Sözlerinin başında bayrak için, vatan için, ülkenin geleceği için canlarını feda eden tüm Malatyalı şehitleri rahmetle yad eden Erdoğan, şehitlerin ailelerine, yakınlarına ve tüm Malatya'ya sabır ve başsağlığı dileyerek, 'Başta Türk Silahlı Kuvvetlerimiz üst yönetimi olmak üzere, eli tetikte, gözü ufukta, yüreğinde vatan sevisiyle nöbet tutan tüm güvenlik güçlerimize, silahlı kuvvetlerimize, emniyet teşkilatımıza şahsım, milletim adına şükranlarımı ifade ediyorum.' diye konuştu.
Alandaki vatandaşların, 'Malatya seninle gurur' duyuyor sözleri üzerine Cumhurbaşkanı Erdoğan, 'Sizin Allah'ınıza kurban, biz o yolda varız, o yolda yürüyoruz.' karşılığını verdi.
'BU UĞURDA ÇALIŞMAYA DEVAM EDECEĞİZ'
Cumhurbaşkanı Erdoğan, konuşmasını şöyle sürdürdü:
'El Bab'ı DEAŞ'ın katil sürülerine dar eden kahraman Mehmetçiklerimizi selamlıyorum.
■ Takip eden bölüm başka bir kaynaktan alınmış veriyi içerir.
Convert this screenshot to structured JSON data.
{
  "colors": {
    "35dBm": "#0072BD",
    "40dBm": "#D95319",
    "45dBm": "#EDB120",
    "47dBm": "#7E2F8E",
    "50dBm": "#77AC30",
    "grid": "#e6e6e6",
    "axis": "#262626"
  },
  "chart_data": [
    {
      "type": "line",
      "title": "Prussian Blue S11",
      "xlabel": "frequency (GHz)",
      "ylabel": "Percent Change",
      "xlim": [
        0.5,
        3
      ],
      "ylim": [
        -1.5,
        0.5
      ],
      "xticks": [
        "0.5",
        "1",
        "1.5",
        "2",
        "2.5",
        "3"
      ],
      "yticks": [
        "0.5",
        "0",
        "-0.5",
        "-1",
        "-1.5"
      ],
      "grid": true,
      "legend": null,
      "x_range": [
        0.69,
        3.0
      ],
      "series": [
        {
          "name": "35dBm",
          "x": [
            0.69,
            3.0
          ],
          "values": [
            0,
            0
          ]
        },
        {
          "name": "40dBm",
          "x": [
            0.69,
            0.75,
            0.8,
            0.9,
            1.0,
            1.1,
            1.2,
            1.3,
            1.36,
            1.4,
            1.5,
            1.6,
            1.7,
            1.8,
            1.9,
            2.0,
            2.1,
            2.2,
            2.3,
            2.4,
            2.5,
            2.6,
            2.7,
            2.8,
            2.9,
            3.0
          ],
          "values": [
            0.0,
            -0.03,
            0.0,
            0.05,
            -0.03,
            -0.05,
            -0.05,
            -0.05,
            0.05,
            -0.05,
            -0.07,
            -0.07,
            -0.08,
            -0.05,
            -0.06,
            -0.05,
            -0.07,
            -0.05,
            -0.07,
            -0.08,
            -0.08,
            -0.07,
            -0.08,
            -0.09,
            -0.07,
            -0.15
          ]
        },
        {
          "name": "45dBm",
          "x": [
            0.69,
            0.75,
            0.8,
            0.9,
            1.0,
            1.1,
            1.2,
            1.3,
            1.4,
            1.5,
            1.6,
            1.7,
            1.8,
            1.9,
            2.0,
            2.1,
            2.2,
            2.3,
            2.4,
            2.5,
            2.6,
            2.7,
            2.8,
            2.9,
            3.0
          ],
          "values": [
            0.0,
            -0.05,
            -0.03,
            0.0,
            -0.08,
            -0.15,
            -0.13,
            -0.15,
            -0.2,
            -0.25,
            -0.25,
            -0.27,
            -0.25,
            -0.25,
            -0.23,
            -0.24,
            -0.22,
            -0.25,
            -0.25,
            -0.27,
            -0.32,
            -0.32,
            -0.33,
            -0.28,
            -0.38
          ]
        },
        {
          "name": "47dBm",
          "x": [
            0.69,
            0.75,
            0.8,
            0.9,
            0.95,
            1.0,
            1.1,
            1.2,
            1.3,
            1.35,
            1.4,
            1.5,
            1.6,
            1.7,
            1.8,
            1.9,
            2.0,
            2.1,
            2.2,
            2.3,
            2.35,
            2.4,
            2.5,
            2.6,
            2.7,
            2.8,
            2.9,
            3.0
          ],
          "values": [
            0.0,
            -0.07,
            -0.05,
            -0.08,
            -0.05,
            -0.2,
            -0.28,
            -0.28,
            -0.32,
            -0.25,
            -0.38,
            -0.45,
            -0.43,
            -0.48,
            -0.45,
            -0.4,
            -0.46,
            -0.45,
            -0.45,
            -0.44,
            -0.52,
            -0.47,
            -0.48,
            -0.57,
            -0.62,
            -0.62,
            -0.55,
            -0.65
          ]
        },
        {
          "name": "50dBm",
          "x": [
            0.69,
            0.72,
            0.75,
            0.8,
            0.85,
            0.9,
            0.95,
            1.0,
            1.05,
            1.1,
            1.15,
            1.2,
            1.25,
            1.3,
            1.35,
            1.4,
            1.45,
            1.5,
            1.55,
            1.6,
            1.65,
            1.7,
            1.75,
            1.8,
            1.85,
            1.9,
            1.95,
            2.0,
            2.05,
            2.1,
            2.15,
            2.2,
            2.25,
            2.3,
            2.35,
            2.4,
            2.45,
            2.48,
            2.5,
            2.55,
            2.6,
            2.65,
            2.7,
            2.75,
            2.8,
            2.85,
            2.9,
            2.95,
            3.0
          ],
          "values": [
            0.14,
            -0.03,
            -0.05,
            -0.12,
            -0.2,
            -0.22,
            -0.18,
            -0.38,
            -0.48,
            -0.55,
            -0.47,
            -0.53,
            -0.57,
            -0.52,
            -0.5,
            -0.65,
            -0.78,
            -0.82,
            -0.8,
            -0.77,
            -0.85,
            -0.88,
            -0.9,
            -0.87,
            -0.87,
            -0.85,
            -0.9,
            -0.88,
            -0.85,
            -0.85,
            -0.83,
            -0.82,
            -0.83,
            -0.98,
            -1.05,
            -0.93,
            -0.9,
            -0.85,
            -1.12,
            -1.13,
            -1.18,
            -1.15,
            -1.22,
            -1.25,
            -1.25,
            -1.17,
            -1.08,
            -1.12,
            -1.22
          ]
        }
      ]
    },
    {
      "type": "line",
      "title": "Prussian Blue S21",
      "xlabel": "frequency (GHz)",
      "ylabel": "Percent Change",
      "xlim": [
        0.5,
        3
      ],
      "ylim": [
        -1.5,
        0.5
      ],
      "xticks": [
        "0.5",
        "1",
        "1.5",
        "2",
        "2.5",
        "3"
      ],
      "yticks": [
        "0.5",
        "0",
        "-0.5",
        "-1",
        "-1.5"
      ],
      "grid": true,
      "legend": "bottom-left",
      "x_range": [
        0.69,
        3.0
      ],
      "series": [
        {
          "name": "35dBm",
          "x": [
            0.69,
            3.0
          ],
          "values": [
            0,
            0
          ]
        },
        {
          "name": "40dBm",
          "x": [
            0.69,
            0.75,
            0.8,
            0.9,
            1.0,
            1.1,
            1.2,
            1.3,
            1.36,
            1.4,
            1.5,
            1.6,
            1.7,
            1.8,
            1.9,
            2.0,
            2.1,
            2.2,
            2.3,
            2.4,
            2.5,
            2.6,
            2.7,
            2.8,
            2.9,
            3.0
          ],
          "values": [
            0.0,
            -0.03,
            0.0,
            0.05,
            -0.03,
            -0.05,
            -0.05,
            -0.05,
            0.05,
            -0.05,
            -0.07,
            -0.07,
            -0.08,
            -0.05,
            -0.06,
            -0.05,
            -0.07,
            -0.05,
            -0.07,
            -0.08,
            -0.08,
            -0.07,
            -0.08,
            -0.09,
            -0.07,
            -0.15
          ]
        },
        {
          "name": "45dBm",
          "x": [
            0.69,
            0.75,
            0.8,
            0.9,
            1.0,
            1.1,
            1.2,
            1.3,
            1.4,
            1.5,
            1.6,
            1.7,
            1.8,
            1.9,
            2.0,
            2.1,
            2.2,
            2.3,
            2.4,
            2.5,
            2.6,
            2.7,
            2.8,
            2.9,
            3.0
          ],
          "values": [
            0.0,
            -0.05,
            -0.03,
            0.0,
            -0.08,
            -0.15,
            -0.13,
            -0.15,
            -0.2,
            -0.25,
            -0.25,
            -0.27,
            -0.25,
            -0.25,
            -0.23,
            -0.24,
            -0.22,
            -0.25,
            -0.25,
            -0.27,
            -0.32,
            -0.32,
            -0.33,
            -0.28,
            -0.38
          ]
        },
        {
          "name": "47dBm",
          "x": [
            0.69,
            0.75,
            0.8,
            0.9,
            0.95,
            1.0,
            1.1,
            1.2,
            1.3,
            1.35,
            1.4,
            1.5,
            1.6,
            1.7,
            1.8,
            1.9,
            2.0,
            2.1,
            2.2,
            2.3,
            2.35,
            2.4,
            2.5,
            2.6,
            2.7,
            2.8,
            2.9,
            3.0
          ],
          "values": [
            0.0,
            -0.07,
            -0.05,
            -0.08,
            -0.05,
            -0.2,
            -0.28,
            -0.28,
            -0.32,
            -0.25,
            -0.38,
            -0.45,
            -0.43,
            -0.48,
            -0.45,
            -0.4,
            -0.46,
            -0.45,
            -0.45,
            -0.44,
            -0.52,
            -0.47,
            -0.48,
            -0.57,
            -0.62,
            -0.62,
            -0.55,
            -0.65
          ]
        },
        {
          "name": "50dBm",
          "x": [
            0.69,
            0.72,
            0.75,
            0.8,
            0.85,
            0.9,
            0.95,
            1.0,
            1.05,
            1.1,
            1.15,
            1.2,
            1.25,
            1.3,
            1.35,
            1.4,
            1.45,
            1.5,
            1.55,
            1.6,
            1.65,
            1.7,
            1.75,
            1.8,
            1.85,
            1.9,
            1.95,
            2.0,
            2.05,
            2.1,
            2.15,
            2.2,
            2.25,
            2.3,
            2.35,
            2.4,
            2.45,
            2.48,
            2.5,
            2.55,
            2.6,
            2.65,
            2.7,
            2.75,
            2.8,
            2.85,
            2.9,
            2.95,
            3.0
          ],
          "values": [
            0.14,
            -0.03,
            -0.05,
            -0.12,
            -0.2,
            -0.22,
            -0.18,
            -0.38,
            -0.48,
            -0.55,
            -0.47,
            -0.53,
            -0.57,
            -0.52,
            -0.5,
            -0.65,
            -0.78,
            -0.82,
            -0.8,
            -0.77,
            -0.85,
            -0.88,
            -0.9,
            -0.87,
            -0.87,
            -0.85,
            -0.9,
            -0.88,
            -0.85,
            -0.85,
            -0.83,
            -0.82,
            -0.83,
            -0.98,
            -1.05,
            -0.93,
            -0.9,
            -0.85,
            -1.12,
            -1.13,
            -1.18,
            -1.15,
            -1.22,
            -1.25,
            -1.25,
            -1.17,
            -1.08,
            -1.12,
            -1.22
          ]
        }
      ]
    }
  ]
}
Rabbim yar ve yardımcıları olsun. Onlar nasıl gece gündüz bu millet için, ülkenin istiklal ve istikbali için canlarını ortaya koyuyorsa, biz de taş üstüne taş koymanın mücadelesini veriyoruz. Türkiye'yi büyütmek, dünyada hak ettiği yere taşımak için var gücümüzle çalışıyoruz. Uzak yakın demeden, zengin fakir ayrımı gözetmeden, dünyanın dört bir yanında bayrağımızı yükseltmenin yollarını arıyoruz. İşte Bahreyn'e gittik, oradan Suudi Arabistan'a gittik, oradan Katar'a gittik. Allah güç ve ömür verdikçe, milletimiz de desteğini ve duasını esirgemedikçe bu uğurda çalışmaya devam edeceğiz.'
Gümrük ve Ticaret Bakanlığını Malatyalı olan Bülent Tüfenkci'ye emanet ettiklerini vurgulayan Erdoğan, 'Kritik bir dönemde ülkenin gümrük ve ticaretini emanet ettiğimiz Bülent kardeşimizin, 16 Nisan'da Malatya'dan tarihi bir evet oranı çıkması için sizlerle beraber gece gündüz çalıştığına, çalışacağına inanıyorum.' ifadelerini kullandı.
Malatya yöresine ait bir türkünün, 'Malatya Malatya bulunmaz eşin, gönüller coşturur ayla güneşin' şeklindeki sözlerini okuyan Erdoğan, 'Biz de eşi bulunmaz bu şehri ziyadesiyle hakkı olan eserlerle, hizmetlerle buluşturmak için buradayız.' diye konuştu.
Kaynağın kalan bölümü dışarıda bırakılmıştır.